CANNES, FRANCE – MAY 10: Director Ryan Coogler raises his hand as he attends the photocall for Rendezvous with Ryan Coogler during the 71st annual Cannes Film Festival at Palais des Festivals on May 10, 2018 in Cannes, France. (Photo by Pascal Le Segretain/Getty Images)
  • Festivals

Ryan Coogler Holds Cannes Master Class, Talks Panther “Female” Sequel

There are four master classes on the Cannes schedule this year, including talks by film icons John Travolta, Christopher Nolan and Gary Oldman. To start, Ryan Coogler kicked things off with an intimate, free-flowing and wide-ranging two-hour conversation with Elvis Mitchell in front of a packed Salle Buñuel. The audience was mostly young, enthusiastic and included many “Africans” – the word often used by Coogler during the evening to designate those descended from colonized and/or enslaved peoples: the black diaspora connected – whichever the current country of residence – by a shared legacy of oppression and injustice.

Mitchell and the director of Fruitvale Station, Creed and most recently of a little movie called Black Panther (which showed here on the big Plage screen on the beach), discussed the special meaning that film, and its imagination of an uncolonized African nation, holds for black audiences (with Mitchell calling it the “defining event of the 21st century”, from an African American film perspective).
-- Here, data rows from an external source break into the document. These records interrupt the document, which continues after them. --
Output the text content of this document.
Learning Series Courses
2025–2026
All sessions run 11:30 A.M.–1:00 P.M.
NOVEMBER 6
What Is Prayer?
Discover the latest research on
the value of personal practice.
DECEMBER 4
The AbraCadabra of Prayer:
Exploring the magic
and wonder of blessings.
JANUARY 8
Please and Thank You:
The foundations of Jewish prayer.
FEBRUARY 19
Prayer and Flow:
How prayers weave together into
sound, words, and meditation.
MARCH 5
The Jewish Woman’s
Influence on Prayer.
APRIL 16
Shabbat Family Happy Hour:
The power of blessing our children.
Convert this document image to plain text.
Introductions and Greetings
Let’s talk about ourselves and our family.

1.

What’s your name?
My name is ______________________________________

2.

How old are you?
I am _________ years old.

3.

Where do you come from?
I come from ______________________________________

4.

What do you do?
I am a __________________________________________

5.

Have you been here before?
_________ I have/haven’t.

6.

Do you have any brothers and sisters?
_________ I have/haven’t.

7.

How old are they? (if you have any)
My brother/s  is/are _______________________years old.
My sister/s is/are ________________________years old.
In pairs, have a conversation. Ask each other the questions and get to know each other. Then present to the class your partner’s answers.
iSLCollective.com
And frequent applause and shouts of approval from the many French-Africans in the audience confirmed that fact.

When Coogler recently spoke to the HFPA about his film he told us: “One of the things that I thought about for this film was what does it mean to be African, you know (…) It is a film that deals with identity, it deals with the concept of tradition. What does it mean?  And I think that’s a question that anybody could ask themselves even with their own heritage.  This is a question anybody could take on.  You know what does it mean to be Chinese, you know what I mean.  What does it mean to be German, and what does it mean to be from the Philippines, what effect does that have on me as a person, and what effect does that have on me in terms of where I’m going and how the world views.” The sentiment was echoed on that occasion by Lupita Nyong’o: “What would progress look like on the African continent if the people were allowed to self-determine?  That is the big question that this film offers and it gives us a big glimpse into what that could look like.  And so it’s really exciting.  For me, as an African woman.”

Scenes from a master class: Ryan Coogler with Elvis Mitchell and introduced by Thierry Fremaux, speaking to a Salle Buñuel filled to capacity.

luca celada/hfpa

 

In Cannes the 31-year-old director from Oakland, California, used a sports metaphor to ponder the future of Black-led films, recalling how owners were initially wary of signing black players to an all-white NBA: “Would people come to the games? There was a time when there were no black people in the NBA; people thought people would not come to the games. I was born in ’86; I turn on the TV and think everybody in the NBA is black. That’s the world I grew up in. For me, why can’t film have more black movies? People said, ‘Maybe these films won’t travel.’ We don’t know if that’s the case. It was great to have partners in Marvel and Disney who were excited as well. We didn’t feel like we are the only ones banging the drum.”

Now that the drum roll has gone truly global and Panther recently became the third-highest grossing film of all time, talk inevitably turned to a potential sequel with Mitchell wishing Coogler he would get that chance and the director indicating that a sequel could showcase the women of the story, even more, indicating that the film’s female stars could ‘easily carry their own movie’ and would reflect the reality of African societies in which women often play a more pre-eminent role than the men. A line which received the loudest applause of the night.